Les appels à l’union nationale sont une constante de la vie politique française depuis le début du XXème siècle. Véritable mythe politique qui repose sur une mécanique discursive et un spectacle politique bien rôdé, l’union nationale ne s’est que rarement objectivée dans l’institution par la formation de « gouvernement d’union nationale ». Les quelques exemples qui parsèment l’histoire française démontrent, de plus, la fragilité institutionnelle et politique de ces rassemblements comme leur courte espérance de vie. Cette précarité atteste la forte dépendance des appels à l’union à la manifesteté des éléments contextuels sur lesquels ils se fondent et sans laquelle ils sont perçus au mieux comme de simples déclarations d’intention, au pire comme des promesses intéressées. Au-delà de la construction historique de ce mythe politique et de ses conditions de réussite, l’appel à l’union nationale interroge quant à son articulation avec les principes qui fondent nos démocraties pluralistes : parce qu’il tend à ramener la politisation des désaccords à un débat de nature politicienne, il oppose unanimité et consensus et corrélativement préfère à l’organisation institutionnalisée de la confrontation des points de vue, l’imposition de la volonté du chef charismatique.

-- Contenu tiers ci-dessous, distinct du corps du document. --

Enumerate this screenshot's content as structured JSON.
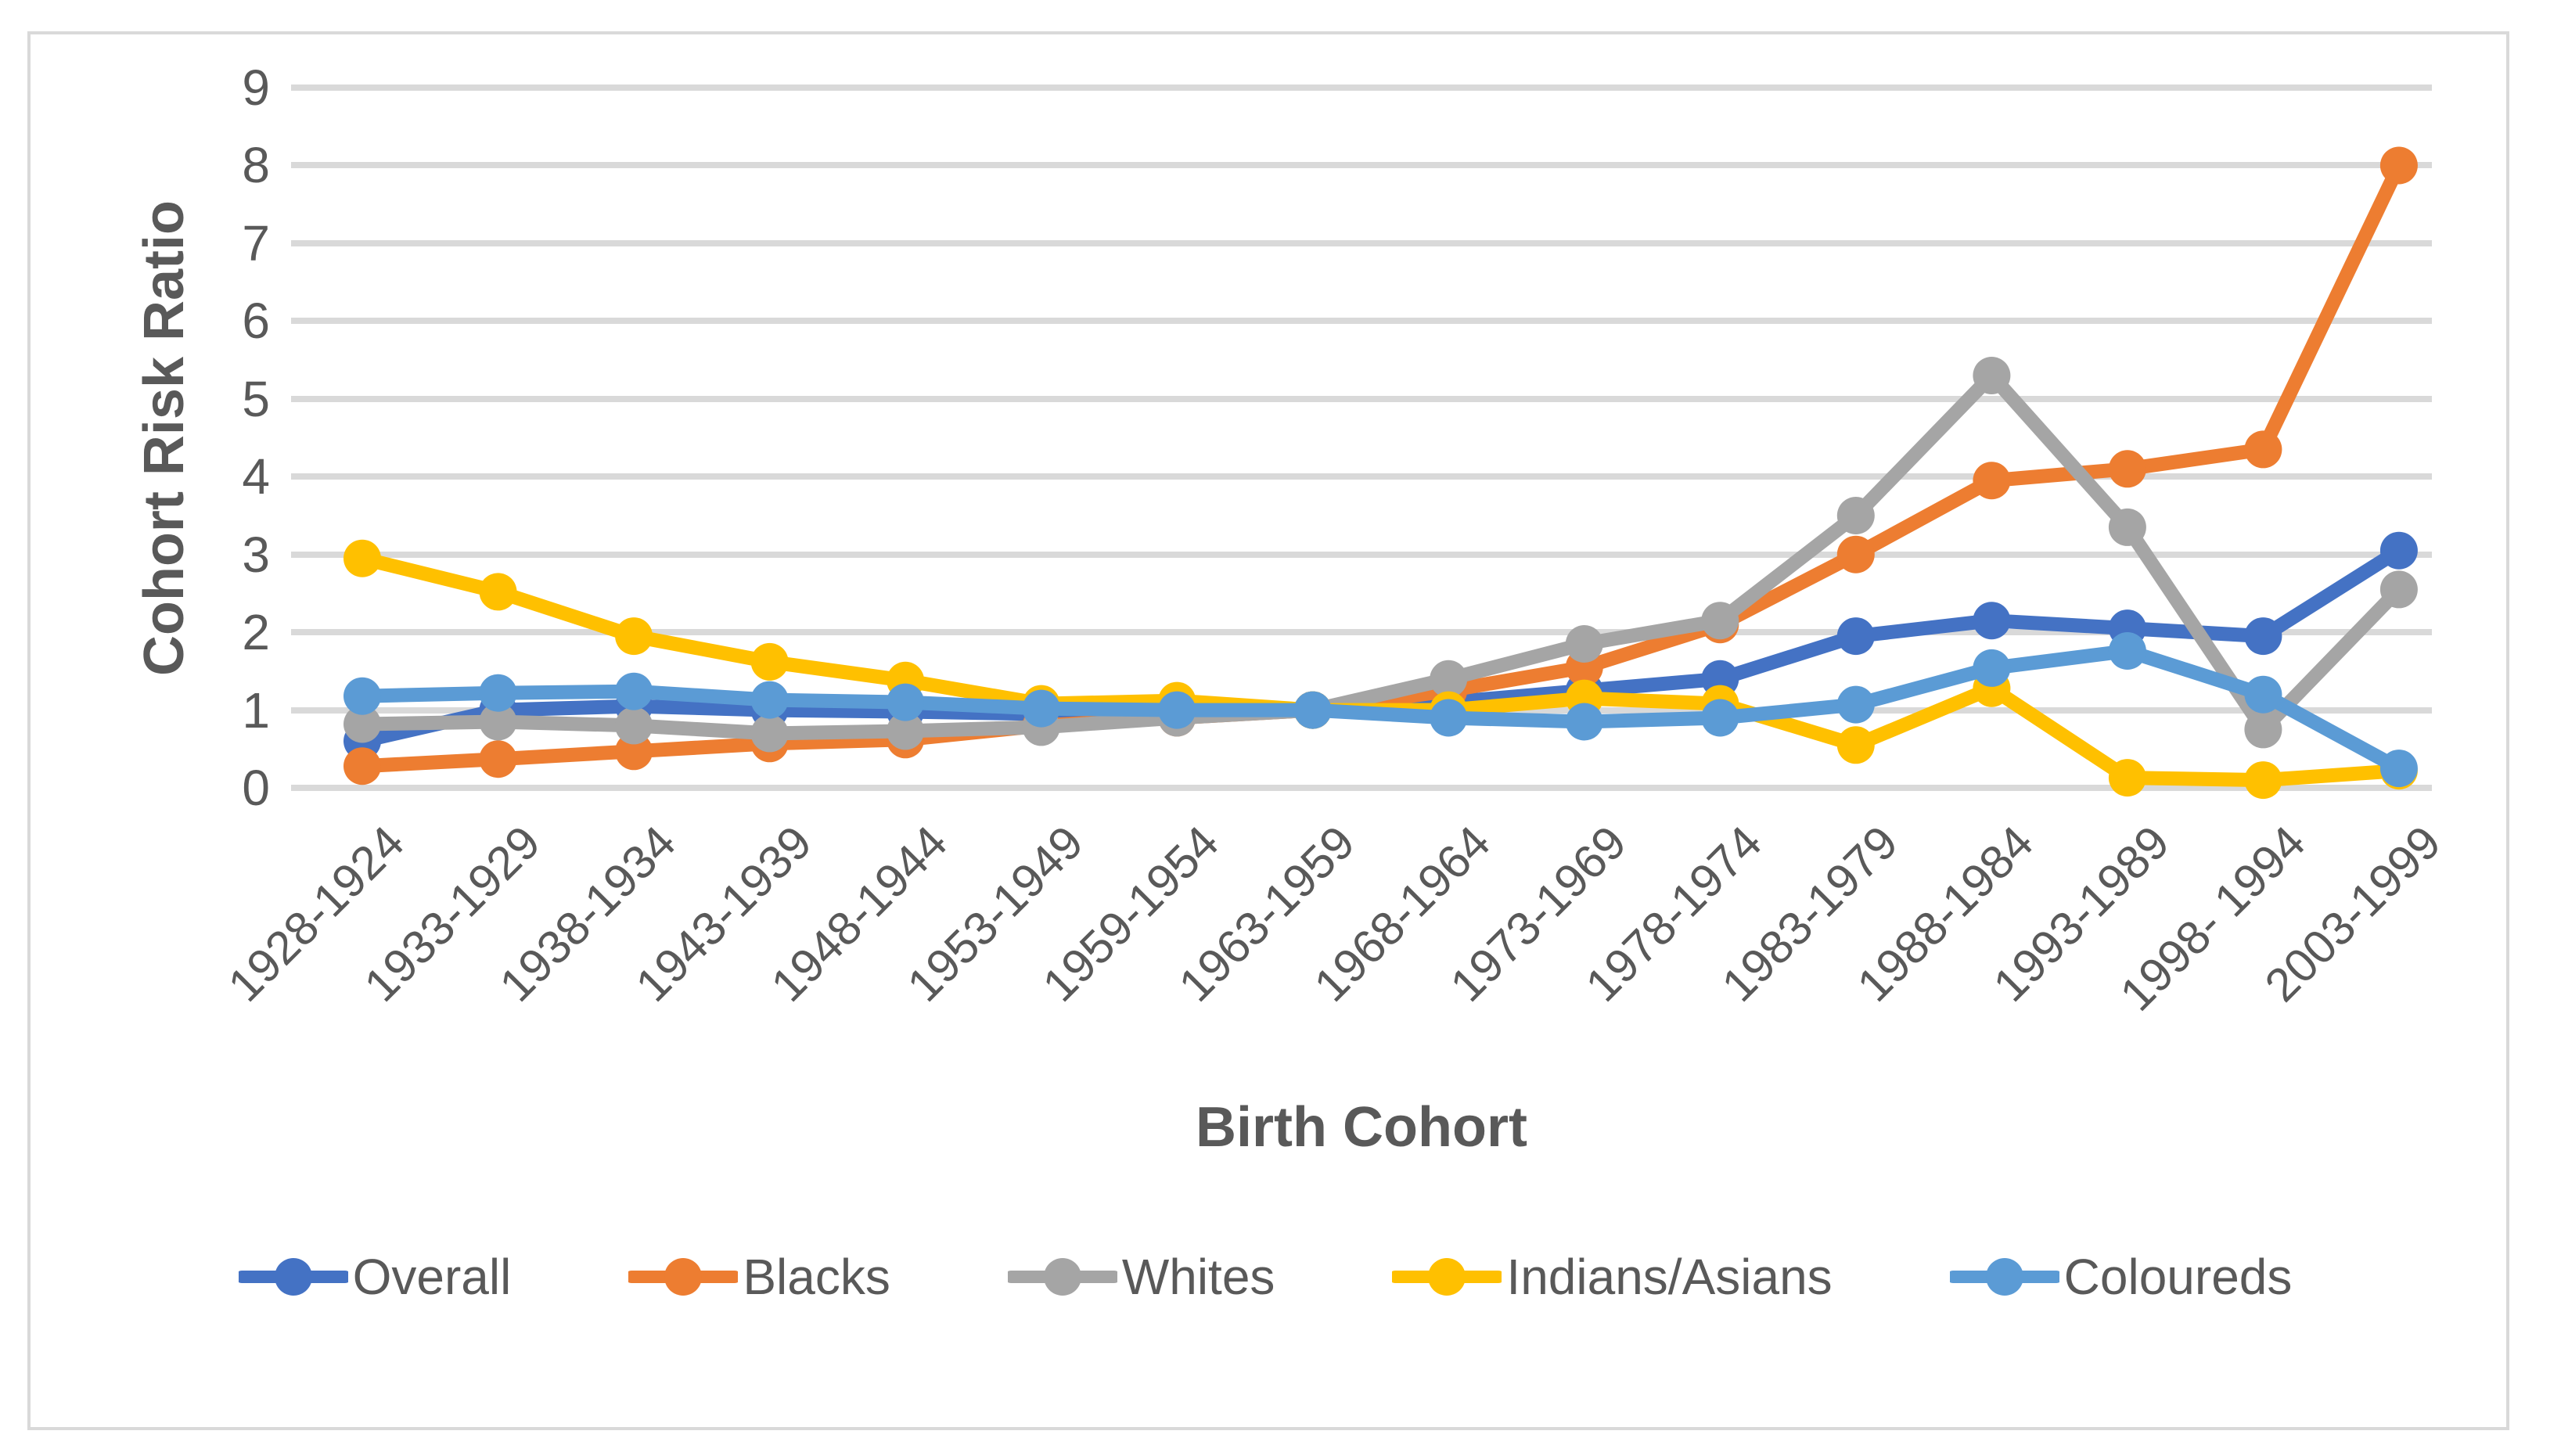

D’une guerre à l’autre : la construction historique d’un mythe politique 

L’union nationale peut être définie comme le rassemblement de l’ensemble des citoyens d’une nation qui, mettant de côté, au nom d’un intérêt supérieur, leurs différences sociales, culturelles et politiques, décident d’œuvrer ensemble au bien commun. Concrètement, l’union nationale a lieu lorsque la majorité des forces partisanes décident de s’allier en vue de la réalisation d’un objectif impérieux. Cette alliance prend alors généralement la forme d’un gouvernement d’union nationale dans lequel les responsabilités sont partagées entre les représentants des principaux partis. Cette idée d’union nationale s’est installée progressivement dans l’imaginaire politique français pour in fine se constituer, dans l’après Seconde Guerre mondiale, en véritable mythe politique[1]. On a coutume d’en attribuer la paternité au Président Raymond Poincaré qui, dans son message aux assemblées du 4 août 1914, en appelle à l’« union sacrée » pour faire face à la guerre contre la Prusse. L’ensemble des forces parlementaires se range alors derrière cet appel qui résonne en dehors de l’hémicycle et conduit au ralliement de la CGT et plus tard de l’Action Française. L’entrée des socialistes au gouvernement entérine alors la mise en place institutionnelle de l’union qui se brisera en 1917 avec le départ de la SFIO. Georges Clémenceau, à la fin de la Grande Guerre, puis Gaston Doumergue, à la suite des émeutes du 6 février 1934, reprennent les fondements de l’appel de Poincaré et, en dépit d’un succès plus mitigé, participent à faire de l’union nationale un moyen désormais perçu comme pertinent et légitime pour surmonter les crises. C’est la Seconde Guerre mondiale qui donne véritablement son caractère mythique à l’union nationale[2]. En 1943, le rassemblement des forces de la Résistance, toutes tendances politiques confondues, au sein du CNR, en vue de lutter contre la politique collaborationniste de Vichy, ainsi que l’adoption, en 1944, du programme du CNR qui continue aujourd’hui d’être célébré en exemple, assoient la force symbolique de la notion et révèlent par là même son potentiel performatif. Le général De Gaulle finit d’en dessiner les contours et, cherchant à se construire comme l’incarnation même de l’union nationale, perpétue son souvenir de même qu’il en entretient la mystique au sein de la Vème République via, notamment, la création du RPF.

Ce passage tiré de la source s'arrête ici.